Cómo el latido, la respiración y el ritmo gástrico influyen en la memoria y el miedo
El cuerpo marca el compás de la mente
Un estudio publicado en Neuroscience of Consciousness y llevado a cabo por investigadores de la Universidad de California en Santa Bárbara (UCSB) reveló que los latidos del corazón, la inhalación‑exhalación y los movimientos del estómago no son simples acompañantes de la actividad mental. Según la neurocientífica Asa Young, del laboratorio del profesor Jonathan Schooler, esos procesos fisiológicos actúan como un metrónomo que sincroniza grupos de neuronas, determinando cuándo el cerebro está más receptivo a la información.
Respiración: la inhalación abre la ventana de la memoria
Cuando la gente se enfrenta a una tarea que exige concentración, suele inhalar justo antes de iniciar y exhalar al responder. Los investigadores comprobaron que la memoria de una imagen mejora si se muestra durante la fase de inhalación y decae en la de exhalación. En otras palabras, el momento en que el aire entra al cuerpo genera una ventana de mayor plasticidad neuronal, facilitando la codificación de lo visualizado.

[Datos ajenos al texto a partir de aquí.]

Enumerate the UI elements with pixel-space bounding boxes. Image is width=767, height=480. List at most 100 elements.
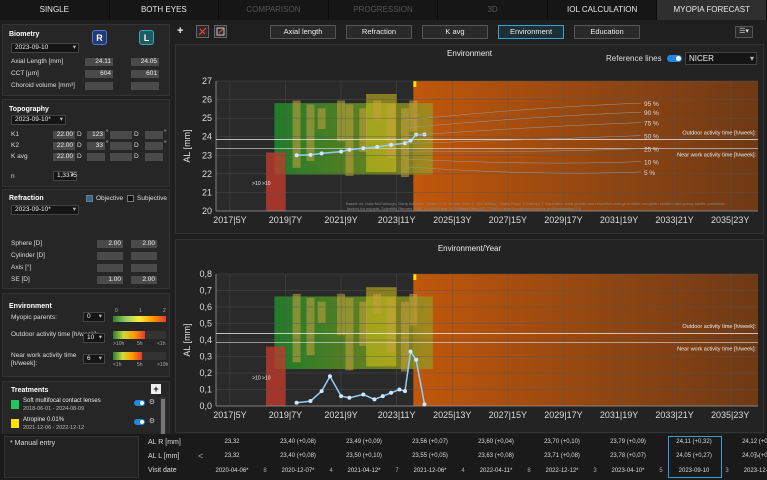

El pulso acelera la detección de lo amenazante
Los datos también indican que el corazón influye en la velocidad con que percibimos estímulos peligrosos. Las imágenes terroríficas se detectan más rápido en el instante en que el corazón se contrae, mientras que estímulos neutros –sonidos cotidianos, objetos comunes o una leve presión‑– pierden intensidad en ese mismo punto del latido. El ritmo cardíaco actúa como un filtro que prioriza la información potencialmente peligrosa.
Desbalance entre señal corporal y trastornos emocionales
Lo relevante no es la fuerza aislada del latido o de la respiración, sino la forma en que ambos se integran con el sistema nervioso. Dos personas pueden registrar la misma frecuencia cardíaca, pero experimentar diferencias marcadas en cómo esos latidos modulan la actividad neuronal. Un vínculo demasiado débil o excesivamente intenso entre cuerpo y cerebro puede desencadenar problemas de bienestar: en la ansiedad las señales internas se vuelven tan intensas que resultan imposibles de ignorar; en la depresión la conexión se debilita, reduciendo la sensibilidad a los propios estados fisiológicos.
Una visión integrada de mente y cuerpo
Estos hallazgos cuestionan la vieja dicotomía entre “solo la mente” y “solo el cuerpo”. Emociones, percepción sensorial, sentido del yo e identidad personal se construyen en parte gracias a los mensajes que llegan desde los órganos internos. Young advierte que, aunque un cerebro aislado podría generar actividad eléctrica, carecería de los estímulos corporales cotidianos que dan vida a la experiencia humana. Separar la mente del cuerpo resulta, pues, un falso dilema: la vida consciente nace de la interacción constante entre ambos sistemas.